In Tokyo Ghoul, for example, Ghouls eat humans to survive, but they also eat other Ghouls to become stronger. Protagonist Ken Kaneki is attacked by one before becoming a Ghoul himself. But unlike Attack on Titan, the cannibalism aspect is the chiefly scary thing in Tokyo Ghoul, as the emotional weight of the Ghoul diet and the social horror of living as a man-eater on the fringes of society play a central role in everything that happens.
Meanwhile, in Jujutsu Kaisen, Yuji Itadori must find and consume the mummified fingers of the king of Curses, Sukuna, to finally kill the demon. While Itadori certainly eats flesh, it's really his lack of autonomy -- both over his body and his situation -- and the terrifying violence of Curses that create real horror in the series. But, in each case, acts of cannibalism function as a plot device to give the characters a reason to interact with and learn about creatures that they normally wouldn't have by choice.
Beyond shonen, though, the fear of being eaten alive has been a source of horror since the dawn of time. Throughout history, countless stories are detailing how tragedy led to victims turning to cannibalism like, for example, the Donner Party -- a traveling group that turned cannibal as the result of poor planning, bad timing and misplaced trust. We as humans often view ourselves as the top of the food chain, alone in our superiority -- eating your fellow man, a whole person with their own life and hopes and dreams... it would make you a monster.
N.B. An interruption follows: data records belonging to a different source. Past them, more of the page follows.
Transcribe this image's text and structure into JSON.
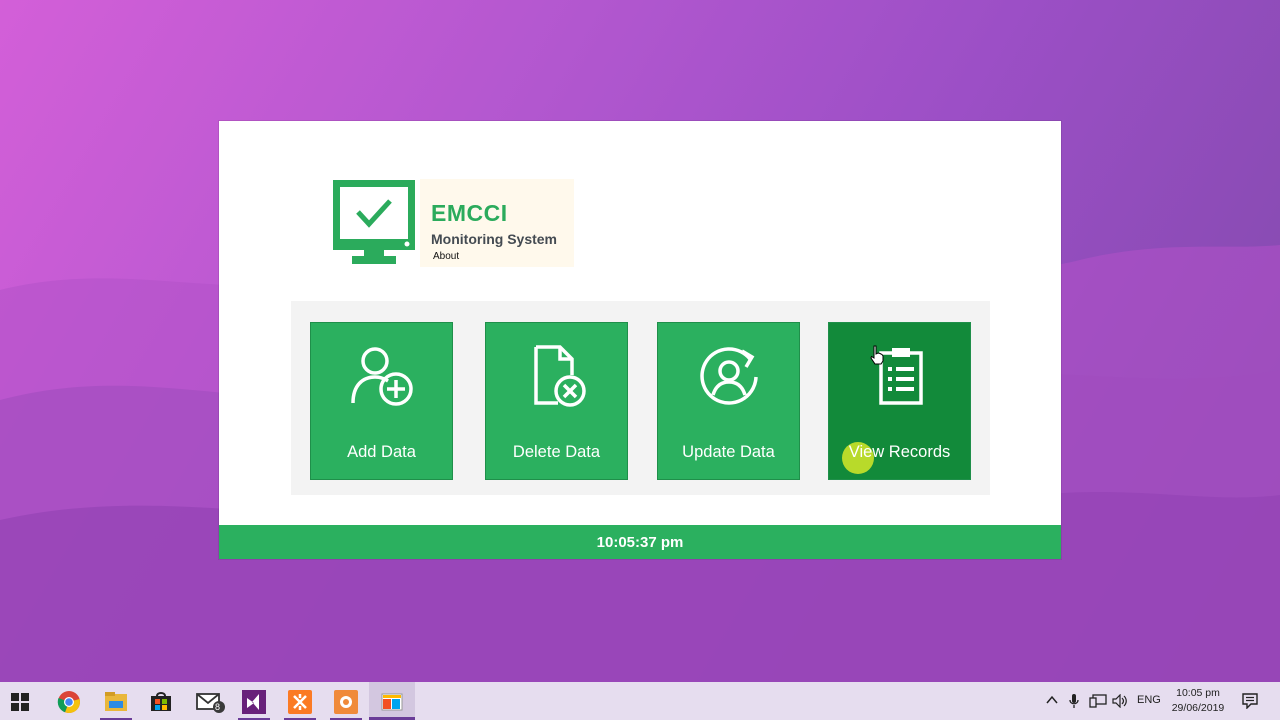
{
  "app": {
    "logo": {
      "title": "EMCCI",
      "subtitle": "Monitoring System",
      "about_link": "About"
    },
    "tiles": [
      {
        "label": "Add Data",
        "icon": "add-user-icon"
      },
      {
        "label": "Delete Data",
        "icon": "delete-file-icon"
      },
      {
        "label": "Update Data",
        "icon": "update-user-icon"
      },
      {
        "label": "View Records",
        "icon": "clipboard-list-icon",
        "state": "hover"
      }
    ],
    "clock": "10:05:37 pm",
    "colors": {
      "accent": "#2bb05f",
      "accent_dark": "#128a3a",
      "logo_text": "#2bab5c"
    }
  },
  "taskbar": {
    "apps": [
      {
        "icon": "windows-start-icon"
      },
      {
        "icon": "chrome-icon"
      },
      {
        "icon": "file-explorer-icon"
      },
      {
        "icon": "store-icon"
      },
      {
        "icon": "mail-icon",
        "badge": "8"
      },
      {
        "icon": "visual-studio-icon"
      },
      {
        "icon": "xampp-icon"
      },
      {
        "icon": "orange-app-icon"
      },
      {
        "icon": "office-app-icon"
      }
    ],
    "tray": {
      "language": "ENG",
      "time": "10:05 pm",
      "date": "29/06/2019"
    }
  }
}
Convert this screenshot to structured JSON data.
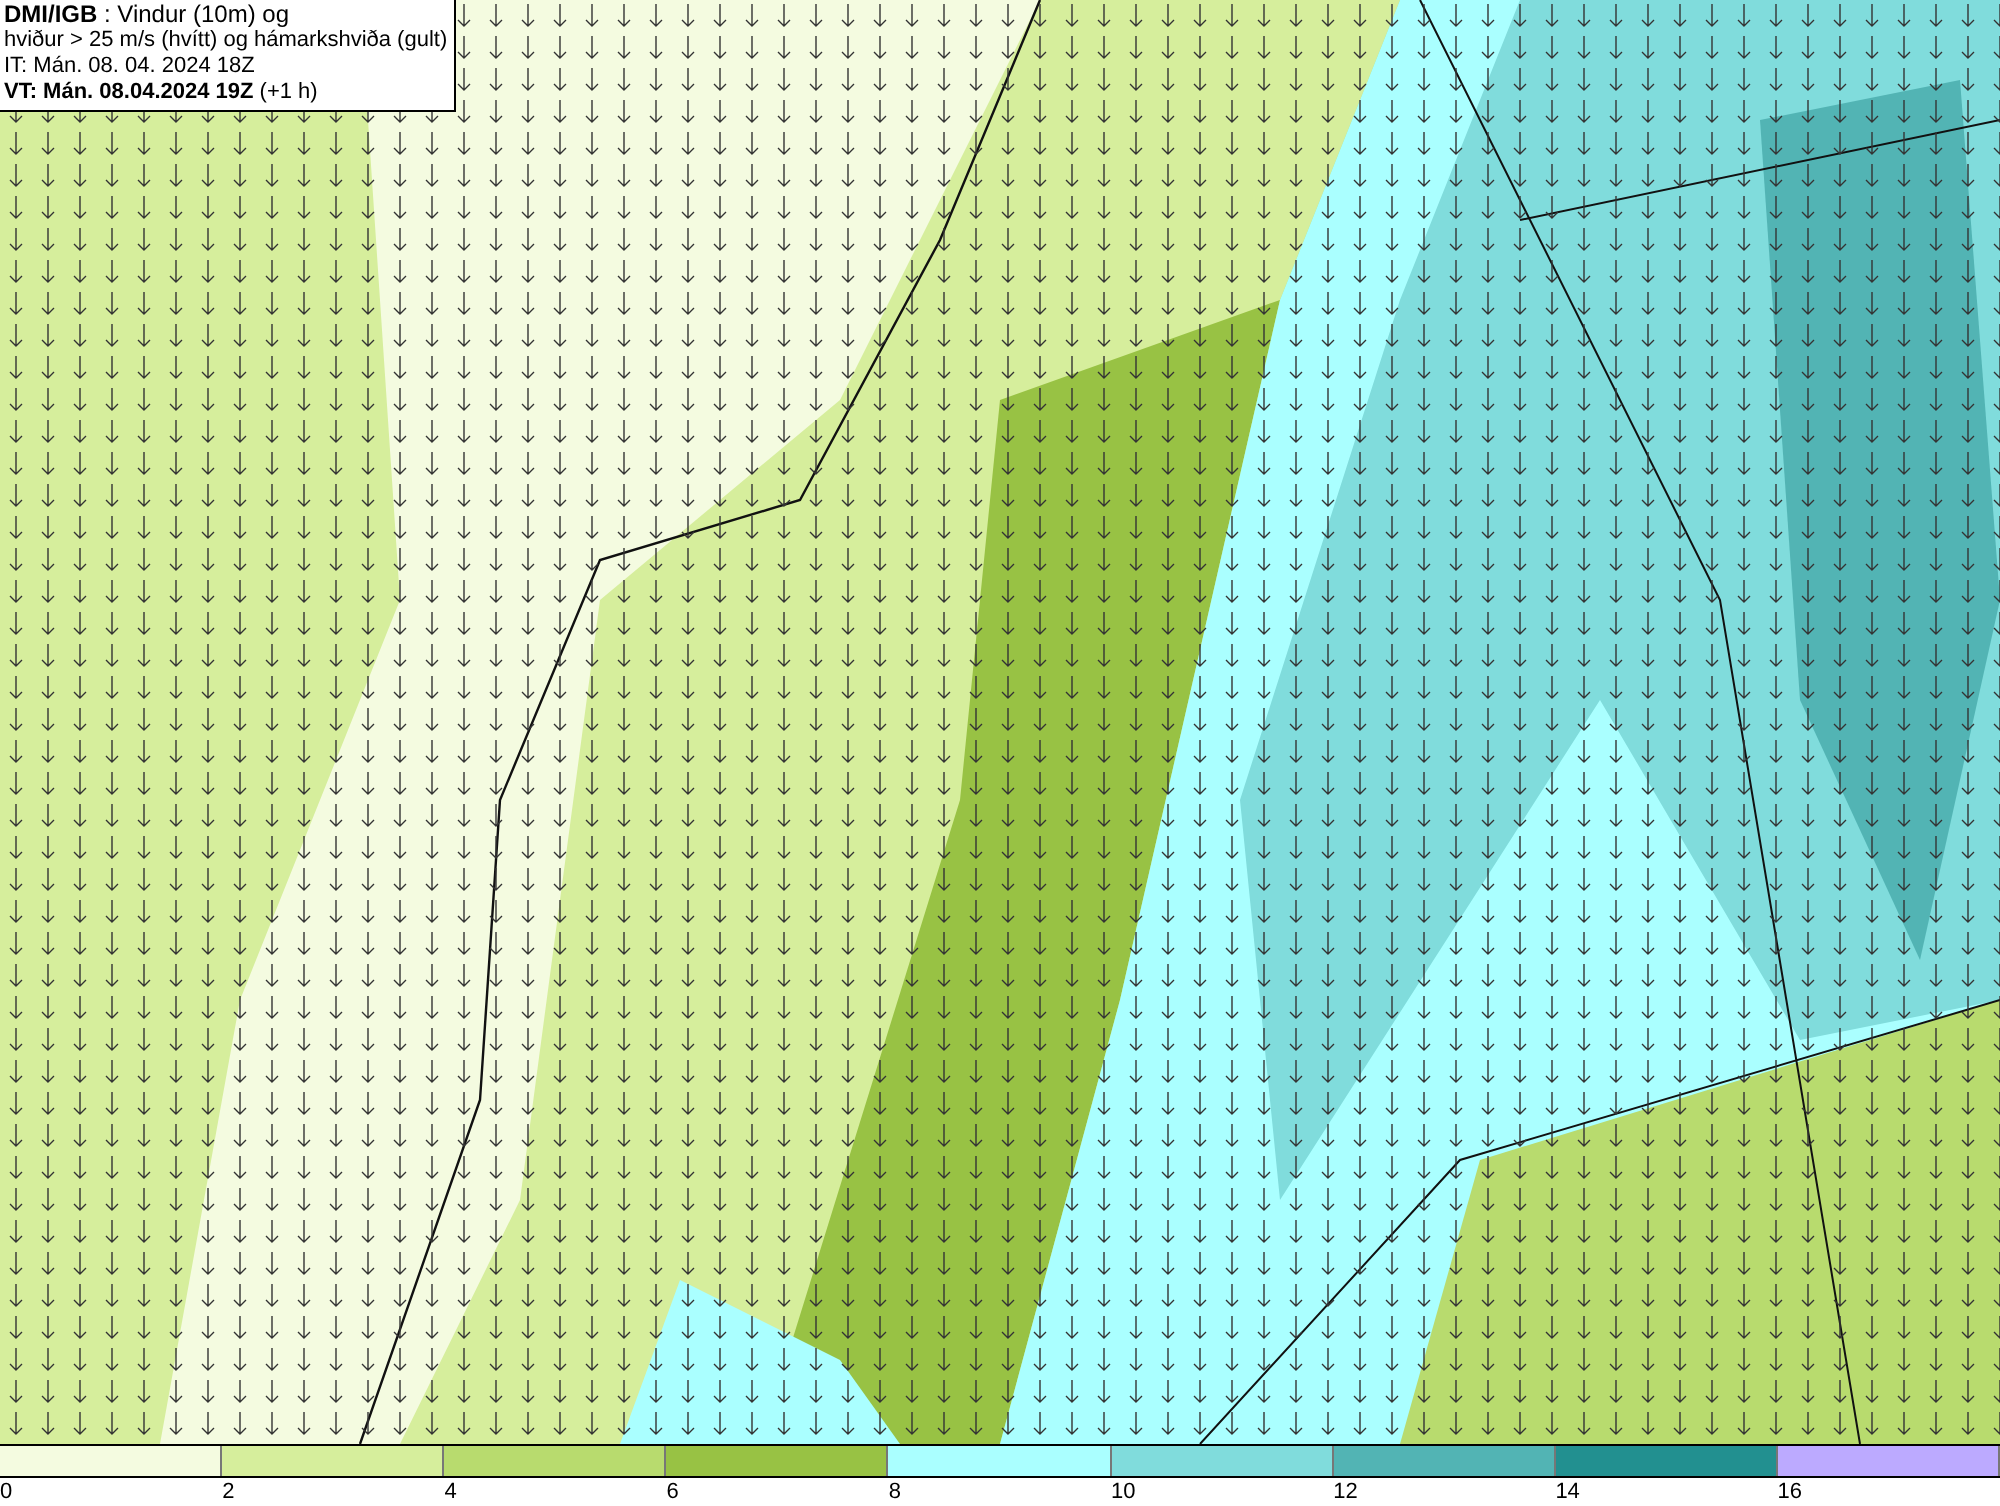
{
  "title_box": {
    "lines": [
      "**DMI/IGB** : Vindur (10m) og",
      "hviður > 25 m/s (hvítt) og hámarkshviða (gult)",
      "IT: Mán. 08. 04. 2024 18Z",
      "**VT: Mán. 08.04.2024 19Z** (+1 h)"
    ]
  },
  "legend": {
    "bins": [
      {
        "color": "#f4fbe0"
      },
      {
        "color": "#d6ee9c"
      },
      {
        "color": "#b8db6e"
      },
      {
        "color": "#98c244"
      },
      {
        "color": "#aaffff"
      },
      {
        "color": "#80dcdc"
      },
      {
        "color": "#52b4b4"
      },
      {
        "color": "#229090"
      },
      {
        "color": "#bcaaff"
      }
    ],
    "labels": [
      "0",
      "2",
      "4",
      "6",
      "8",
      "10",
      "12",
      "14",
      "16"
    ]
  }
}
But a person needing to eat human flesh adds a tragic layer to it that's as horrifying as it is intriguing. Horror-shonen series like Tokyo Ghoul puts people like that in the lead role, creating characters that you root for, despite what their circumstances have made them.
While the typical Japanese citizen wouldn't think of eating another person, there is a case of a cannibal becoming a folk icon. Issei Sagawa was living in France in 1981 when he killed and ate parts of Renee Hartevelt. He would be found to be incompetent to stand trial and was deported back to Japan, where he would go on to write a book detailing his murder and subsequent cannibalism. This book was a best-seller, and while he had been deemed insane in France, his Japanese doctors found him sane and released him out into the public. His status rose to that of a celebrity, and he made many appearances on television, in articles, a movie and even published restaurant reviews. But the inspiration for shonen cannibals might come from further back in history.
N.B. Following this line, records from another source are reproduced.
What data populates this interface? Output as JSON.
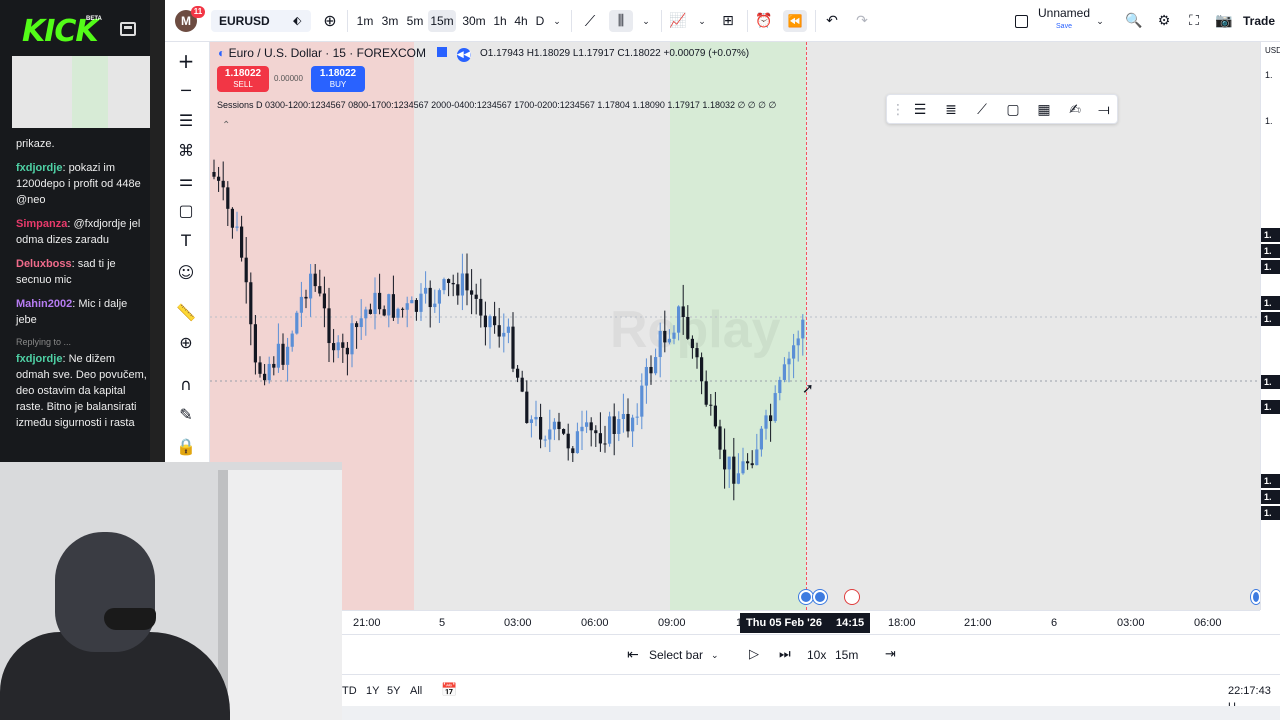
{
  "kick": {
    "logo": "KICK",
    "beta": "BETA",
    "chat": [
      {
        "user": "",
        "text": "prikaze.",
        "color": "#eeeeee"
      },
      {
        "user": "fxdjordje",
        "text": ": pokazi im 1200depo i profit od 448e @neo",
        "color": "#4fd1a5"
      },
      {
        "user": "Simpanza",
        "text": ": @fxdjordje jel odma dizes zaradu",
        "color": "#e83a6b"
      },
      {
        "user": "Deluxboss",
        "text": ": sad ti je secnuo mic",
        "color": "#f06b8b"
      },
      {
        "user": "Mahin2002",
        "text": ": Mic i dalje jebe",
        "color": "#b67cf2"
      },
      {
        "user": "fxdjordje",
        "text": ": Ne dižem odmah sve. Deo povučem, deo ostavim da kapital raste. Bitno je balansirati između sigurnosti i rasta",
        "color": "#4fd1a5",
        "reply": "Replying to ..."
      }
    ]
  },
  "toolbar": {
    "avatar_letter": "M",
    "notification_count": "11",
    "symbol": "EURUSD",
    "intervals": [
      "1m",
      "3m",
      "5m",
      "15m",
      "30m",
      "1h",
      "4h",
      "D"
    ],
    "active_interval": "15m",
    "layout_name": "Unnamed",
    "layout_status": "Save",
    "trade_label": "Trade"
  },
  "legend": {
    "title": "Euro / U.S. Dollar · 15 · FOREXCOM",
    "ohlc": "O1.17943 H1.18029 L1.17917 C1.18022 +0.00079 (+0.07%)",
    "sell_price": "1.18022",
    "sell_label": "SELL",
    "spread": "0.00000",
    "buy_price": "1.18022",
    "buy_label": "BUY",
    "sessions": "Sessions D 0300-1200:1234567 0800-1700:1234567 2000-0400:1234567 1700-0200:1234567  1.17804  1.18090  1.17917  1.18032  ∅  ∅  ∅  ∅"
  },
  "watermark": "Replay",
  "price_scale": {
    "currency": "USD",
    "labels": [
      "1.",
      "1.",
      "1.",
      "1.",
      "1.",
      "1.",
      "1.",
      "1.",
      "1.",
      "1.",
      "1.",
      "1."
    ]
  },
  "time_axis": {
    "ticks": [
      "21:00",
      "5",
      "03:00",
      "06:00",
      "09:00",
      "1",
      "18:00",
      "21:00",
      "6",
      "03:00",
      "06:00"
    ],
    "cursor_date": "Thu 05 Feb '26",
    "cursor_time": "14:15"
  },
  "replay": {
    "select_bar": "Select bar",
    "speed": "10x",
    "interval": "15m"
  },
  "bottom": {
    "ranges": [
      "TD",
      "1Y",
      "5Y",
      "All"
    ],
    "clock": "22:17:43 U"
  },
  "colors": {
    "sell": "#f23645",
    "buy": "#2962ff",
    "candle_up": "#5b8fd6",
    "candle_down": "#131722",
    "session_red": "#f2d4d2",
    "session_green": "#d7ebd6"
  }
}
Cannibalism and man-eating creatures have always had a place in myths and legends. In many cultures, it is believed that consuming the flesh of another grants you some of their qualities, like beauty or health -- which you can see in Attack on Titan. Japan's mythology is full of terrifying spirits and monsters that will eat unsuspecting humans, like kappa or oni. However, when it's a human doing the consuming, man taking on the nature of a monster creates something downright unnerving, throwing everything we know and understand about ourselves out the window. Humans are unpredictable, whereas there are always ways to escape monsters -- after all, they're just beasts.
Regardless of the reason, it's good that the often-pigeonholed shonen genre is branching out and taking advantage of anime's capability to explore things beyond the normal.